Abi! Just behave like friends do
Re: My Boyfriend Wants To Be 'Just Friends' by wasty(f): 1:43am On Oct 01, 2008
i hate wen boys say dat, i think if he doesnt want u as hiz girl he cant have u as his friend, datz just ma rule,
hiz goin to realize how much he needs u in hiz life, plus everytime ur exboyfriend end up ur friend iz way harder to get over him and 2 move on,
Re: My Boyfriend Wants To Be 'Just Friends' by Ibitoyesofola(m): 11:14am On Oct 01, 2008
Can i take is place and b more than a friend 1 you said ur boyfriend u didnt say ur boylover so is acting like a friend if u nid me u can cal me 08024038499
Re: My Boyfriend Wants To Be 'Just Friends' by chikito1(f): 11:21am On Oct 01, 2008
I have been in a similar situation, where a guy said he just wants to be friends while we were dating. Of course he was just being a coward to say it's all

over and i helped him out by calling the whole thing off. It was painful i must say but it was the best move i made for myself, cos i met this fab fab fab guy

and dated for  7 years and we are now married. A guy that knows the worth of what he has will not say he wants to be friends with a girl he knows he

may eventually loose. You may need to ask questions why he wants to be frineds and also what you are meant to be doing while you remain friends. Are

you to see other guys? or will he want you in his bed when he feels like and then do back to the normal friend levels? You need to clear things out b4 you

make your move. Good luck girl smiley
Re: My Boyfriend Wants To Be 'Just Friends' by egokanwa(f): 3:39pm On Oct 01, 2008
mmmhhh[flash=200,200][/flash][sub][/sub]
Re: My Boyfriend Wants To Be 'Just Friends' by Baby3: 10:09pm On Apr 24, 2011
i think this web might be helpful for you, my boyf did the same thing like how ur ex did. he's actually cant get rid of you from his life, the only way to completely get rid you from his heart is by choosing to be friends. Ive been trying ways which was waste of time till i found this page. its very helpful, my advice is try to play your role too! you HAVE to be playing hard to get, try to be one in a million. He'll someday realise how really stupid he is by letting go a very wonderful girl like you smiley trust me, honey.

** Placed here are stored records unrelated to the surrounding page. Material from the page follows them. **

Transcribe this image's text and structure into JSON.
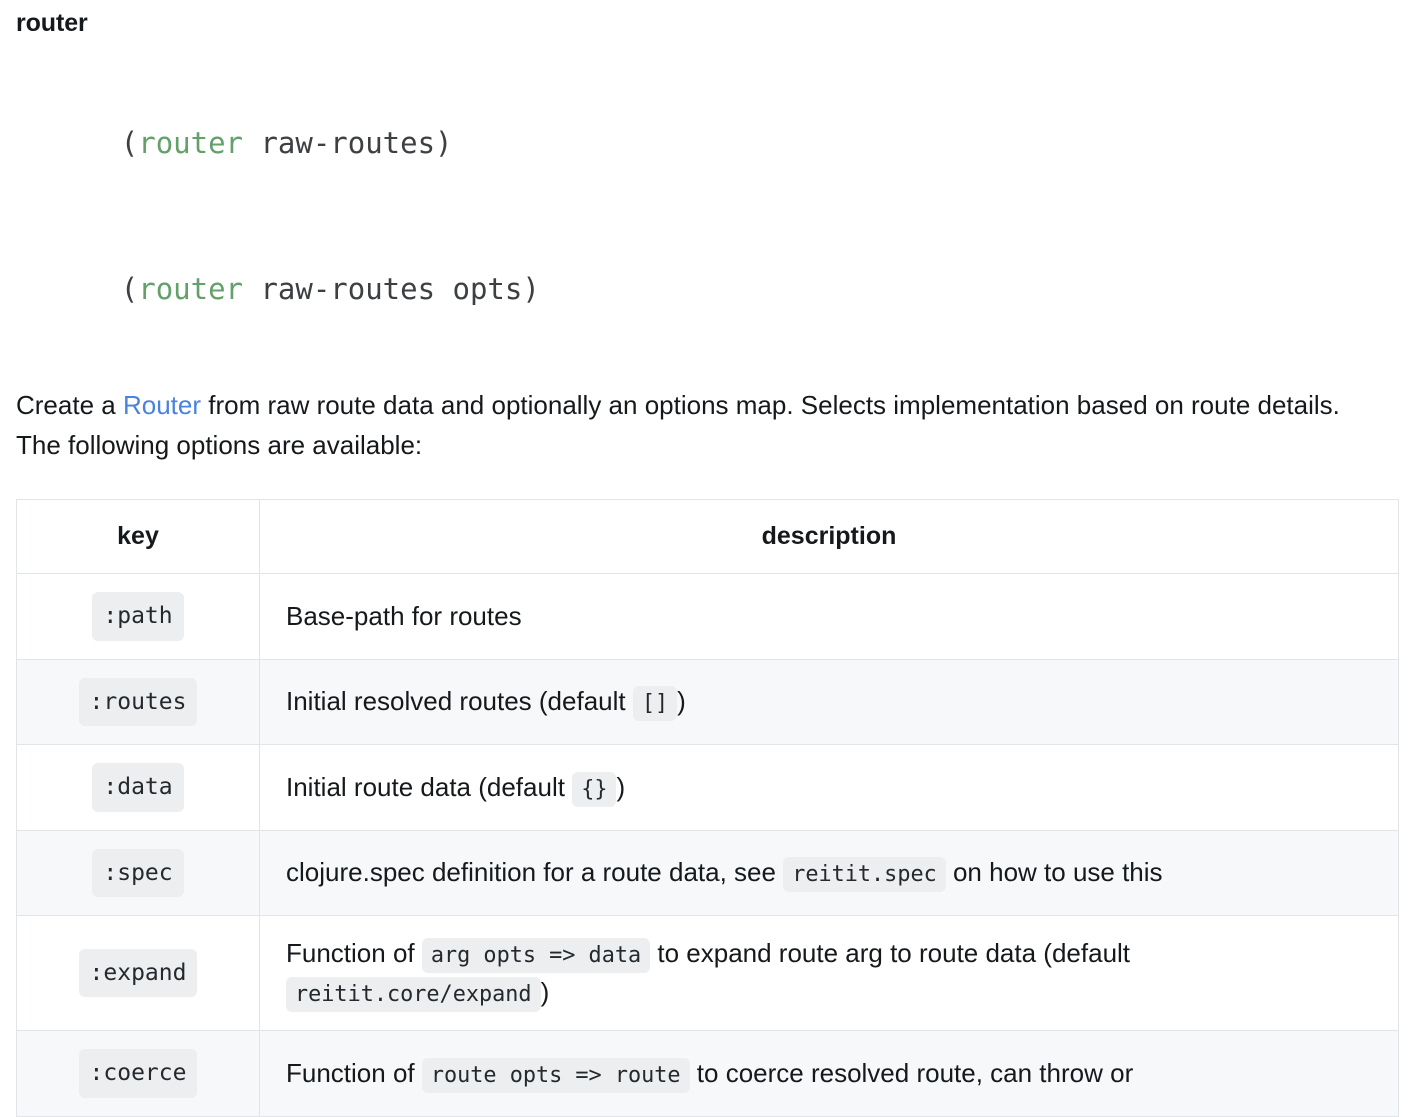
{
  "heading": "router",
  "signatures": [
    {
      "open": "(",
      "fn": "router",
      "args": " raw-routes)"
    },
    {
      "open": "(",
      "fn": "router",
      "args": " raw-routes opts)"
    }
  ],
  "description": {
    "before_link": "Create a ",
    "link_text": "Router",
    "after_link": " from raw route data and optionally an options map. Selects implementation based on route details. The following options are available:"
  },
  "table": {
    "headers": [
      "key",
      "description"
    ],
    "rows": [
      {
        "key": ":path",
        "parts": [
          {
            "type": "text",
            "value": "Base-path for routes"
          }
        ]
      },
      {
        "key": ":routes",
        "parts": [
          {
            "type": "text",
            "value": "Initial resolved routes (default "
          },
          {
            "type": "code",
            "value": "[]"
          },
          {
            "type": "text",
            "value": ")"
          }
        ]
      },
      {
        "key": ":data",
        "parts": [
          {
            "type": "text",
            "value": "Initial route data (default "
          },
          {
            "type": "code",
            "value": "{}"
          },
          {
            "type": "text",
            "value": ")"
          }
        ]
      },
      {
        "key": ":spec",
        "parts": [
          {
            "type": "text",
            "value": "clojure.spec definition for a route data, see "
          },
          {
            "type": "code",
            "value": "reitit.spec"
          },
          {
            "type": "text",
            "value": " on how to use this"
          }
        ]
      },
      {
        "key": ":expand",
        "parts": [
          {
            "type": "text",
            "value": "Function of "
          },
          {
            "type": "code",
            "value": "arg opts => data"
          },
          {
            "type": "text",
            "value": " to expand route arg to route data (default "
          },
          {
            "type": "code",
            "value": "reitit.core/expand"
          },
          {
            "type": "text",
            "value": ")"
          }
        ]
      },
      {
        "key": ":coerce",
        "parts": [
          {
            "type": "text",
            "value": "Function of "
          },
          {
            "type": "code",
            "value": "route opts => route"
          },
          {
            "type": "text",
            "value": " to coerce resolved route, can throw or"
          }
        ]
      }
    ]
  },
  "colors": {
    "link": "#4a82e0",
    "code_keyword": "#63a06a",
    "code_bg": "#eceef0",
    "table_border": "#e1e4e8",
    "row_alt_bg": "#f6f8fa",
    "text": "#16191c"
  }
}
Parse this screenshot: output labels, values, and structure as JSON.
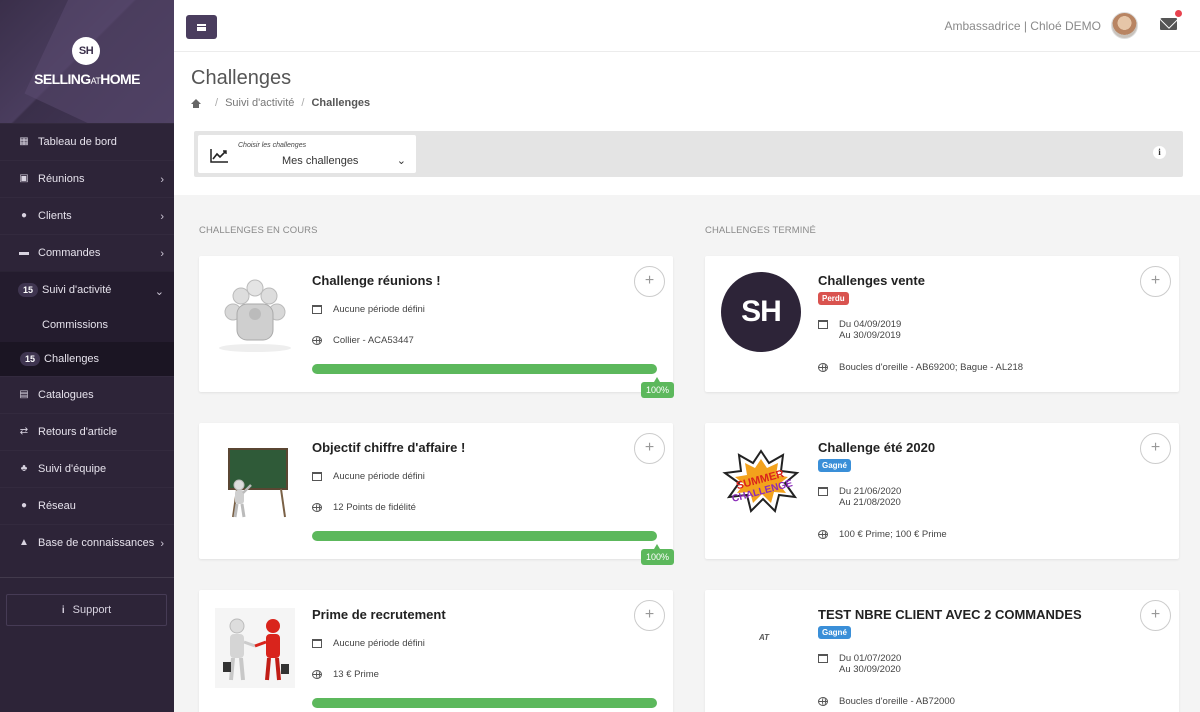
{
  "brand": {
    "logo_mark": "SH",
    "logo_text_a": "SELLING",
    "logo_text_b": "AT",
    "logo_text_c": "HOME"
  },
  "sidebar": {
    "items": [
      {
        "label": "Tableau de bord",
        "icon": "dashboard-icon"
      },
      {
        "label": "Réunions",
        "icon": "calendar-icon"
      },
      {
        "label": "Clients",
        "icon": "users-icon"
      },
      {
        "label": "Commandes",
        "icon": "card-icon"
      },
      {
        "label": "Suivi d'activité",
        "icon": "activity-icon",
        "badge": "15"
      },
      {
        "label": "Commissions"
      },
      {
        "label": "Challenges",
        "badge": "15"
      },
      {
        "label": "Catalogues",
        "icon": "catalog-icon"
      },
      {
        "label": "Retours d'article",
        "icon": "exchange-icon"
      },
      {
        "label": "Suivi d'équipe",
        "icon": "sitemap-icon"
      },
      {
        "label": "Réseau",
        "icon": "globe-icon"
      },
      {
        "label": "Base de connaissances",
        "icon": "graduation-icon"
      }
    ],
    "support_label": "Support"
  },
  "topbar": {
    "user_label": "Ambassadrice | Chloé DEMO"
  },
  "header": {
    "title": "Challenges",
    "breadcrumb": {
      "parent": "Suivi d'activité",
      "current": "Challenges"
    },
    "filter": {
      "caption": "Choisir les challenges",
      "value": "Mes challenges"
    }
  },
  "columns": {
    "ongoing_title": "CHALLENGES EN COURS",
    "finished_title": "CHALLENGES TERMINÉ"
  },
  "ongoing": [
    {
      "title": "Challenge réunions !",
      "period": "Aucune période défini",
      "reward": "Collier - ACA53447",
      "progress": "100%"
    },
    {
      "title": "Objectif chiffre d'affaire !",
      "period": "Aucune période défini",
      "reward": "12 Points de fidélité",
      "progress": "100%"
    },
    {
      "title": "Prime de recrutement",
      "period": "Aucune période défini",
      "reward": "13 € Prime",
      "progress": "100%"
    }
  ],
  "finished": [
    {
      "title": "Challenges vente",
      "status": "Perdu",
      "status_color": "#d9534f",
      "date_from": "Du 04/09/2019",
      "date_to": "Au 30/09/2019",
      "reward": "Boucles d'oreille - AB69200; Bague - AL218"
    },
    {
      "title": "Challenge été 2020",
      "status": "Gagné",
      "status_color": "#3a8fd8",
      "date_from": "Du 21/06/2020",
      "date_to": "Au 21/08/2020",
      "reward": "100 € Prime; 100 € Prime"
    },
    {
      "title": "TEST NBRE CLIENT AVEC 2 COMMANDES",
      "status": "Gagné",
      "status_color": "#3a8fd8",
      "date_from": "Du 01/07/2020",
      "date_to": "Au 30/09/2020",
      "reward": "Boucles d'oreille - AB72000",
      "image_text": "AT"
    }
  ],
  "sh_logo_text": "SH"
}
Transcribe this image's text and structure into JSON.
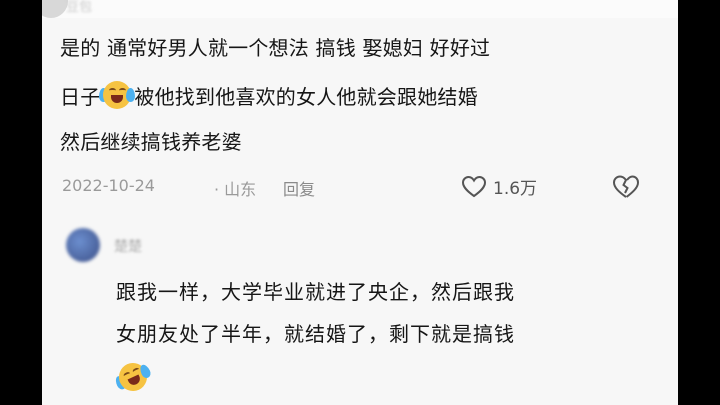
{
  "comment1": {
    "username": "豆包",
    "line1": "是的 通常好男人就一个想法 搞钱 娶媳妇 好好过",
    "line2_before": "日子",
    "line2_after": "被他找到他喜欢的女人他就会跟她结婚",
    "line3": "然后继续搞钱养老婆",
    "date": "2022-10-24",
    "location": "· 山东",
    "reply_label": "回复",
    "like_count": "1.6万",
    "emoji": "crying-laughing-emoji"
  },
  "comment2": {
    "username": "楚楚",
    "line1": "跟我一样，大学毕业就进了央企，然后跟我",
    "line2": "女朋友处了半年，就结婚了，剩下就是搞钱",
    "emoji": "rolling-laughing-emoji"
  },
  "colors": {
    "background": "#f7f7f7",
    "text": "#161616",
    "meta": "#9a9a9a"
  }
}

http://www.get-back-your-ex-boyfriend.com/ex-boyfriend-dating-someone-else.php

http://www.get-back-your-ex-boyfriend.com/make-ex-boyfriend-miss-you.php

there are two webs, both are helpful.
Re: My Boyfriend Wants To Be 'Just Friends' by Connie001: 4:24am On Apr 25, 2011
angry
Re: My Boyfriend Wants To Be 'Just Friends' by PLENTYNAIR(m): 8:27am On Apr 25, 2011
:-x
Re: My Boyfriend Wants To Be 'Just Friends' by Youngpo413: 9:35am On Oct 16, 2014
Rhea:
Pearlyseed,

I think you have to be patient. Not every relationship ends in marriage (I already assume that's your goal in all this). However, when that becomes the case, both parties usually get the hang of it at some point. You will both feel the chemistry and that spark at the right time. However, it's left for you to decide how long you're willing to wait for it. It is not unknown for couples to be friends for a long time, then date for 1-3yrs before getting married.

You may feel it's time to take the relationship to another level. He may not. So I suggest you maintain status quo and watch things carefully without putting undue pressure on him. I have no doubt that there are other 'friends' in his life. This is reality show here.

Also, remember that friends mustn't date, and are not barred from dating other people. So, if I were you, I would also make other 'friends'. If his doesn't work out like you expect, you can move on.

Life is too short. Make the best of it. But know what you want. Sorry to say, but some people don't.

Goodluck!



both rushed,so don`t be surprised that they rushing out...love(lust) at first sight things...na so e dey be.
The guy eye don clear,so he had waken up to face reality.